Daha önceleri turistik şehirlerimizde var olan dilde yabancılaşma durumu, şimdilerde bütün şehirlerimizde hatta köylerimizde dahi görülebilmekte. Küçücük bir bakkala bilmem ne market, bir berber dükkanına style barber, içinde birçok bilgisayar bulunan bir içecek yerine face to face yazdırıp tabela asmak. Tabelada bir boynuz resmi ve meat yazıyorsa anlıyoruz ki orası kasap veya et lokantası, bilmem ne cafe, bilmem ne restaurant, bilmem ne home, bazaar örnekler böyle uzaaar gider. Bütün bunları görebilmek için çok uzağa gitmenize de gerek yok. Serdivan’da çoğunlukla üniversitelilerin uğrak yeri olan o meşhur caddeden bir geçin yeter. Işıl ışıl yarı İngilizce yarı Türkçe isimli mekanlar. Söylemeden geçemeyeceğim, korkarım gidişata göre Arapça isimli mekanlarda çoğalacak.

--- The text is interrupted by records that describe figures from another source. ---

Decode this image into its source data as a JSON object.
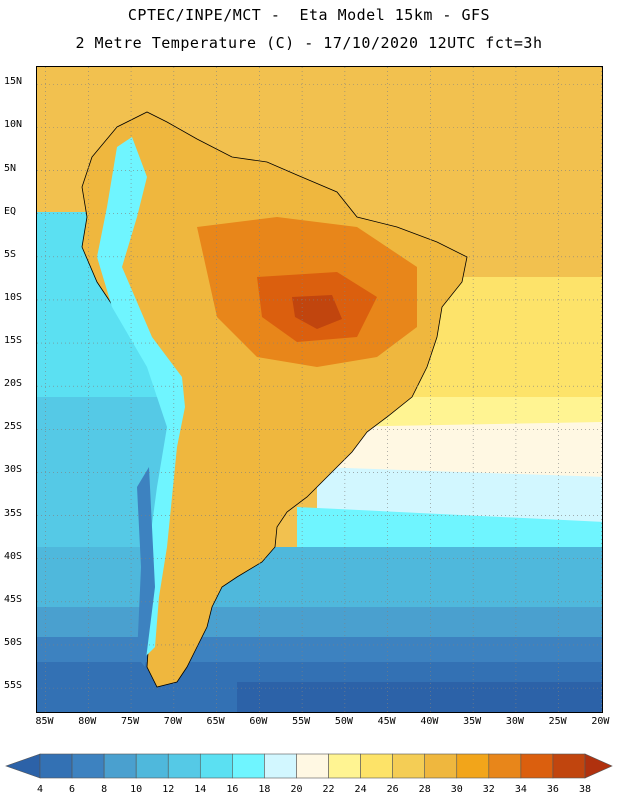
{
  "header": {
    "line1": "CPTEC/INPE/MCT -  Eta Model 15km - GFS",
    "line2": "2 Metre Temperature (C) - 17/10/2020 12UTC fct=3h"
  },
  "map": {
    "lat_labels": [
      "15N",
      "10N",
      "5N",
      "EQ",
      "5S",
      "10S",
      "15S",
      "20S",
      "25S",
      "30S",
      "35S",
      "40S",
      "45S",
      "50S",
      "55S"
    ],
    "lon_labels": [
      "85W",
      "80W",
      "75W",
      "70W",
      "65W",
      "60W",
      "55W",
      "50W",
      "45W",
      "40W",
      "35W",
      "30W",
      "25W",
      "20W"
    ],
    "extent": {
      "lon_min": -86,
      "lon_max": -19.7,
      "lat_min": -58,
      "lat_max": 17
    }
  },
  "legend": {
    "units": "C",
    "levels": [
      "4",
      "6",
      "8",
      "10",
      "12",
      "14",
      "16",
      "18",
      "20",
      "22",
      "24",
      "26",
      "28",
      "30",
      "32",
      "34",
      "36",
      "38"
    ],
    "colors": [
      "#2c62a8",
      "#3371b4",
      "#3d82c0",
      "#4aa0cf",
      "#4fb8dc",
      "#55c9e6",
      "#5be0f2",
      "#6ff5ff",
      "#d2f7ff",
      "#fff8e3",
      "#fff492",
      "#fde368",
      "#f4cd55",
      "#efb73e",
      "#f2a51a",
      "#e8861a",
      "#db5f0e",
      "#c1450e",
      "#b0310e"
    ]
  }
}
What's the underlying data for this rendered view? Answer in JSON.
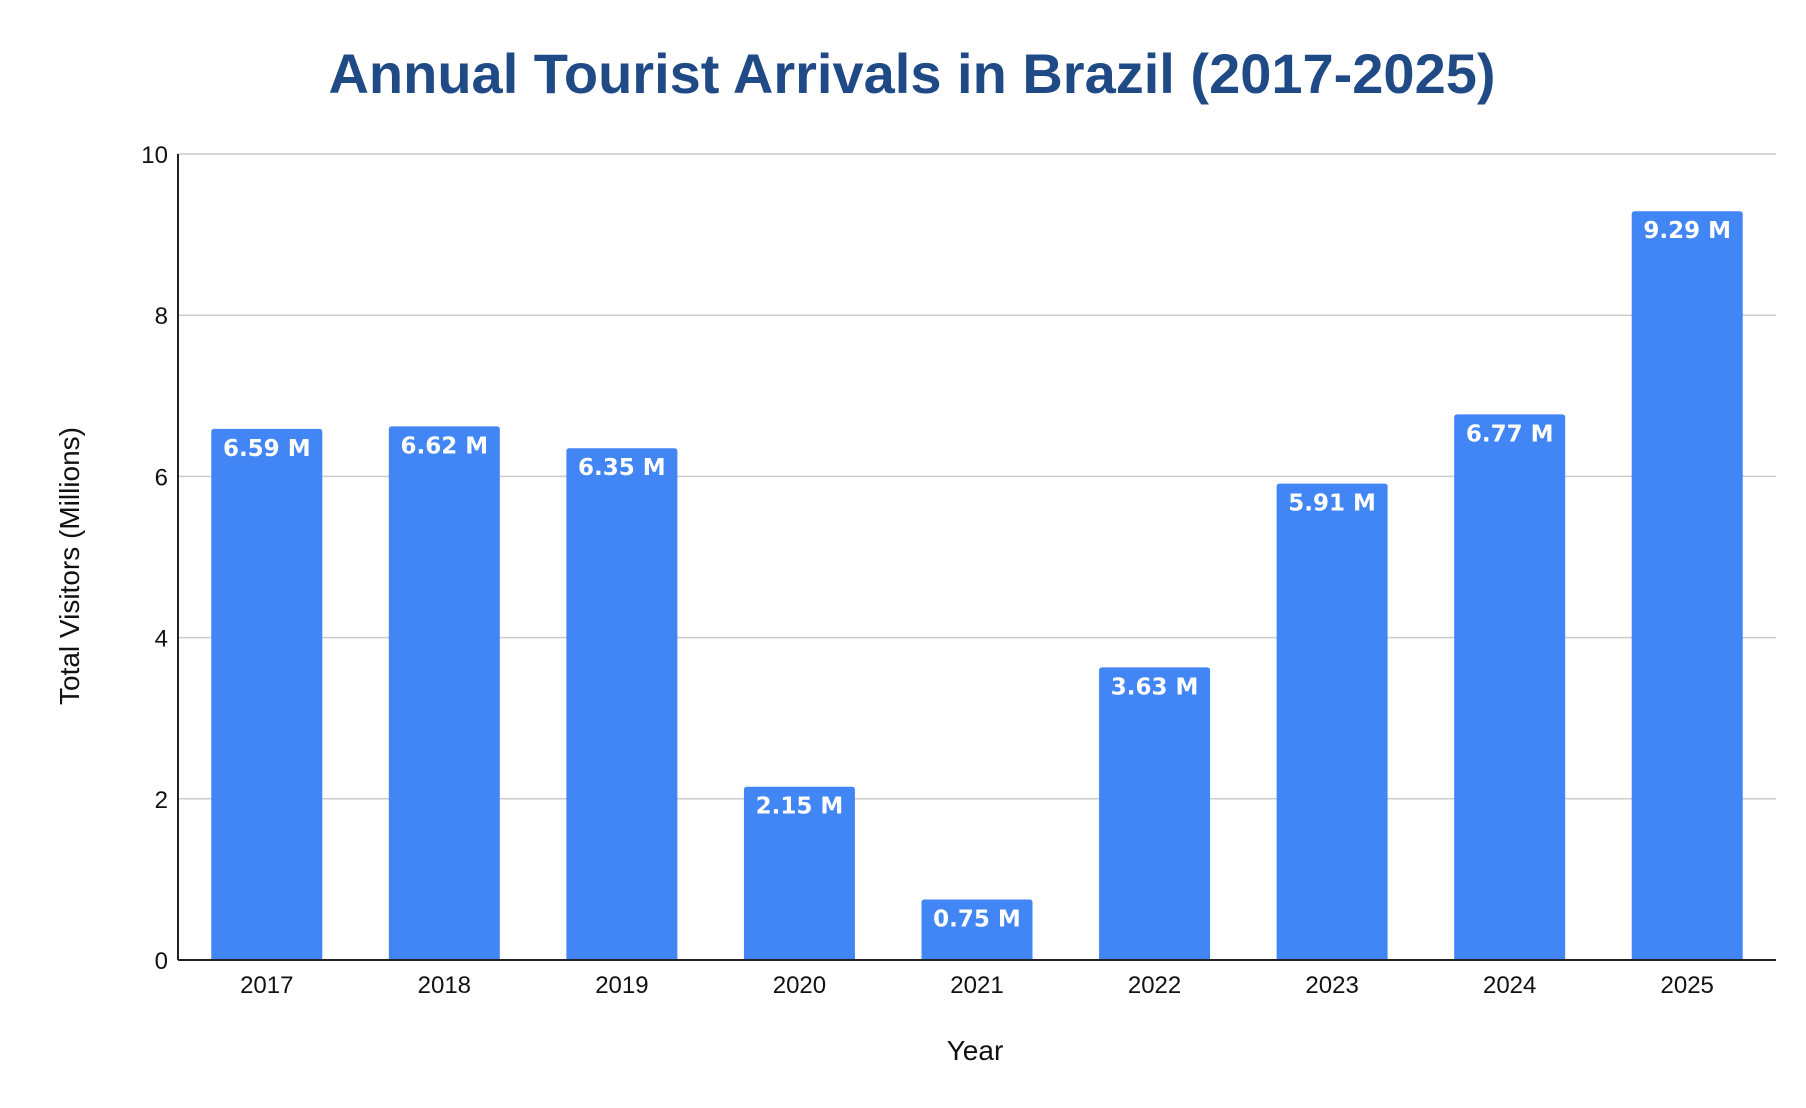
{
  "chart_data": {
    "type": "bar",
    "title": "Annual Tourist Arrivals in Brazil (2017-2025)",
    "xlabel": "Year",
    "ylabel": "Total Visitors (Millions)",
    "categories": [
      "2017",
      "2018",
      "2019",
      "2020",
      "2021",
      "2022",
      "2023",
      "2024",
      "2025"
    ],
    "values": [
      6.59,
      6.62,
      6.35,
      2.15,
      0.75,
      3.63,
      5.91,
      6.77,
      9.29
    ],
    "data_labels": [
      "6.59 M",
      "6.62 M",
      "6.35 M",
      "2.15 M",
      "0.75 M",
      "3.63 M",
      "5.91 M",
      "6.77 M",
      "9.29 M"
    ],
    "ylim": [
      0,
      10
    ],
    "yticks": [
      0,
      2,
      4,
      6,
      8,
      10
    ],
    "ytick_labels": [
      "0",
      "2",
      "4",
      "6",
      "8",
      "10"
    ],
    "grid": true,
    "legend": "none"
  },
  "colors": {
    "bar": "#4285f4",
    "title": "#1f4a86",
    "grid": "#cccccc",
    "axis": "#222222",
    "text": "#111111",
    "data_label": "#ffffff"
  }
}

Bunu neden yapıyorsunuz? Neden bu kolayca teslimiyet? Dilimiz haysiyetimizdir, dilimiz varlığımızın evidir. Aklı başında hiç kimse evinin içini çöple doldurmaz. Ne yazık ki dilimiz karman çorman bir çöplüğe dönüyor. O dilden bir kelime, bu dilden bir kelime. Kendine yabancılaşan, kendi ülkesinde misafir olan bir millet oluyoruz. Geç değil hala bir şeyler yapabiliriz.

“Coffee break’e gittik, ok, hadi bye, pardon, baby shower’a geliyor musun?” Türkçe olmuyor değil mi? Böyle konuşunca pek havalı olunuyor herhalde… Celladına aşık olmak mı? Yok oluşun vazgeçilmez cazibesi mi?

Size şöyle mi demeliyiz?  “Kendinizi check edin.”

“Sağlam donelerle gelin.”  Bu cümle olmadı.

 Amaaan silkinin ve kendinize gelin.